English

Indian government rejects Snowden’s asylum request

The Indian government on Tuesday flatly rejected a request for political asylum issued by former US National Security Agency contractor, Edward Snowden, and at the same time publicly defended the illegal US global surveillance operations exposed by the courageous whistleblower.

India is one of the 20 countries from which, Snowden, currently trapped in Moscow’s Sheremetyevo airport, has sought asylum. The Congress Party-led government of Prime Minister Manmohan Singh issued a curt public statement, declaring: “We have carefully examined the request [for asylum]. Following that examination we have concluded that we see no reason to accede to the request.”

No explanation whatsoever has been provided to justify the decision, which underscores New Delhi’s contempt for democratic rights both internationally and within India. The right to asylum is recognised in numerous human rights and international treaties. Snowden undeniably deserves sanctuary. For alerting the American and world populations to the crimes being carried out by Washington and its allies, Snowden is being persecuted by the Obama administration. He confronts a concerted slander campaign and bogus criminal charges that carry long prison terms or the death penalty if he is returned to the US. Yet for New Delhi, as for governments in Russia, Europe, and Latin America, the overriding consideration is to maintain warm relations with US imperialism.

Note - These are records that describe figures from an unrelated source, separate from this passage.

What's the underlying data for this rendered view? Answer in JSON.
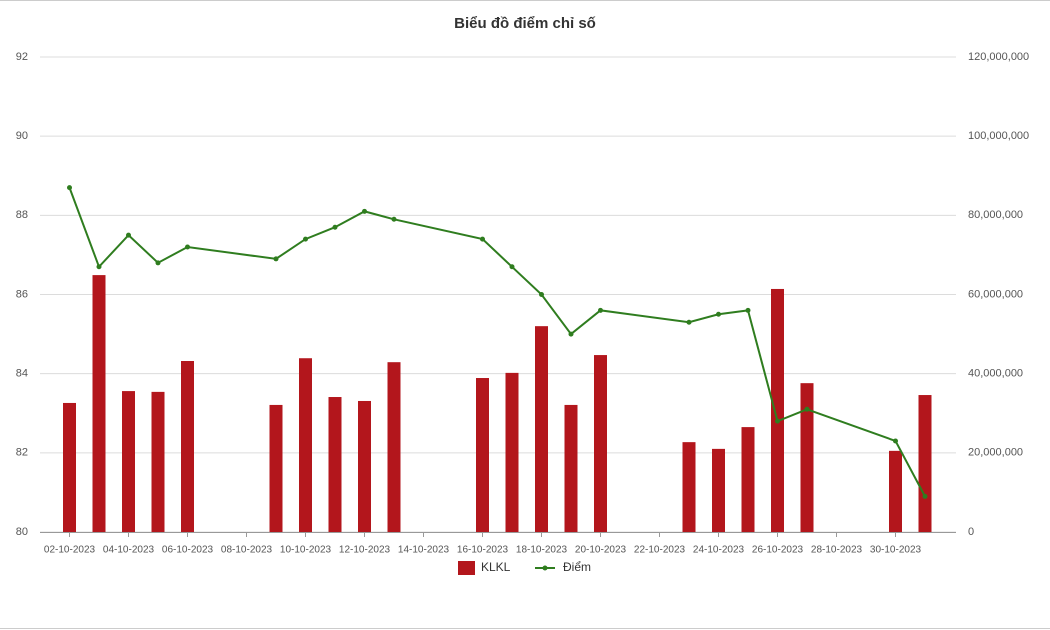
{
  "chart_data": {
    "type": "bar",
    "title": "Biểu đồ điểm chỉ số",
    "x": [
      "02-10-2023",
      "03-10-2023",
      "04-10-2023",
      "05-10-2023",
      "06-10-2023",
      "09-10-2023",
      "10-10-2023",
      "11-10-2023",
      "12-10-2023",
      "13-10-2023",
      "16-10-2023",
      "17-10-2023",
      "18-10-2023",
      "19-10-2023",
      "20-10-2023",
      "23-10-2023",
      "24-10-2023",
      "25-10-2023",
      "26-10-2023",
      "27-10-2023",
      "30-10-2023",
      "31-10-2023"
    ],
    "xticks": [
      "02-10-2023",
      "04-10-2023",
      "06-10-2023",
      "08-10-2023",
      "10-10-2023",
      "12-10-2023",
      "14-10-2023",
      "16-10-2023",
      "18-10-2023",
      "20-10-2023",
      "22-10-2023",
      "24-10-2023",
      "26-10-2023",
      "28-10-2023",
      "30-10-2023"
    ],
    "series": [
      {
        "name": "KLKL",
        "type": "bar",
        "axis": "y2",
        "color": "#b3161c",
        "values": [
          32600000,
          64900000,
          35600000,
          35400000,
          43200000,
          32100000,
          43900000,
          34100000,
          33100000,
          42900000,
          38900000,
          40200000,
          52000000,
          32100000,
          44700000,
          22700000,
          21000000,
          26500000,
          61400000,
          37600000,
          20500000,
          34600000
        ]
      },
      {
        "name": "Điểm",
        "type": "line",
        "color": "#2f7d1f",
        "values": [
          88.7,
          86.7,
          87.5,
          86.8,
          87.2,
          86.9,
          87.4,
          87.7,
          88.1,
          87.9,
          87.4,
          86.7,
          86.0,
          85.0,
          85.6,
          85.3,
          85.5,
          85.6,
          82.8,
          83.1,
          82.3,
          80.9
        ]
      }
    ],
    "ylim": [
      80,
      92
    ],
    "yticks": [
      80,
      82,
      84,
      86,
      88,
      90,
      92
    ],
    "y2lim": [
      0,
      120000000
    ],
    "y2ticks": [
      0,
      {
        "value": 20000000,
        "label": "20,000,000"
      },
      {
        "value": 40000000,
        "label": "40,000,000"
      },
      {
        "value": 60000000,
        "label": "60,000,000"
      },
      {
        "value": 80000000,
        "label": "80,000,000"
      },
      {
        "value": 100000000,
        "label": "100,000,000"
      },
      {
        "value": 120000000,
        "label": "120,000,000"
      }
    ],
    "grid": true,
    "legend": "bottom"
  }
}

The Indian government has increasingly aligned itself with Washington, particularly after signing an advantageous nuclear accord with the Bush administration in 2006. The US is seeking to enlist India as a strategic partner against Beijing, which is the target of the Obama administration’s aggressive military and diplomatic “pivot” to Asia. Washington has forged a strategic partnership with New Delhi, which regards China a regional rival.

Snowden exposed the fact that India is the fifth most heavily, NSA-monitored countries in the world. Through the PRISM program, which intercepted private data directly from computer and software companies including Microsoft, Apple, Facebook, and Yahoo, about 6.3 billion pieces of intelligence were gathered from Indian computer networks.

The government has dismissed widespread public outrage in India over the revelations. The Hindustan Times last month reported an unnamed intelligence official admitting that Indian agencies had known about the US spying operations for years. “While we did not know the name of the snoop operation (PRISM), we knew about NSA’s snooping on India since 2005-06 and that our content was being read,” he said.

This was kept secret from ordinary Indians, and New Delhi lodged no protests with Washington, concerned above all else not to jeopardise relations between the two countries.

Indian external affairs minister, Salman Khurshid, this week openly justified the NSA operations. “It is only computer analysis of patterns of calls and emails that are being sent,” he declared, while in Brunei for an Association of Southeast Asian Nations (ASEAN) meeting. “It is not actually snooping on specific content of anybody’s message or conversation… Some of the information they [the US] got out of their scrutiny, they were able to use it to prevent serious terrorist attacks in several countries.”

This is a pack of lies, which echo the Obama administration’s attempt to falsify what has actually been exposed by Snowden while justifying the massive electronic surveillance in the name of fighting “terror.” The purpose of the NSA espionage network is to monitor and suppress political dissent within the US and to bolster Washington’s strategic position against its rivals internationally.

The Indian government has rushed to defend the NSA, in part to justify its own domestic surveillance operation.

The Central Monitoring System (CMS) project, announced in 2011 and begun this year, gives intelligence agencies unchecked access to 900 million India’s landline and mobile telephone users and 120 million internet users. The CMS allows security agencies to monitor private online communications via Facebook, Twitter, Google, and other services. Nine government intelligence agencies, including the Intelligence Bureau, Central Bureau of Investigation, and the income tax department have access to the program.

India has no effective privacy laws. The government is using 1885 legislation from the British colonial era, which authorises the monitoring of private communication. As in the US, the bogus “war on terror” has provided the pretext, with cyber surveillance first stepped up by the Congress-led government in the aftermath of the 2008 September terrorist attack in Mumbai that killed 166 people.

In the wake of Snowden’s exposures, Cynthia Wong of Human Rights Watch denounced the CMS. “The Indian government’s centralised monitoring is chilling, given its reckless and irresponsible use of the sedition and Internet laws,” she said. “New surveillance capabilities have been used around the world to target critics, journalists, and human rights activists.”

The government yesterday attempted to deflect public anger in India generated by the external affairs minister’s support for the NSA’s spying. The foreign ministry feigned outrage over reports in the Guardian on the weekend that India was among 38 diplomatic missions in New York targeted for surveillance. Foreign ministry spokesman Syed Akbaruddin declared that India was “concerned” about monitoring diplomatic missions and would “raise with the US authorities these serious allegations.”

India’s rejection of asylum for Snowden is a warning to the working class that the Indian government is determined to maintain its strategic partnership with Washington while intensifying its own police state preparations at home.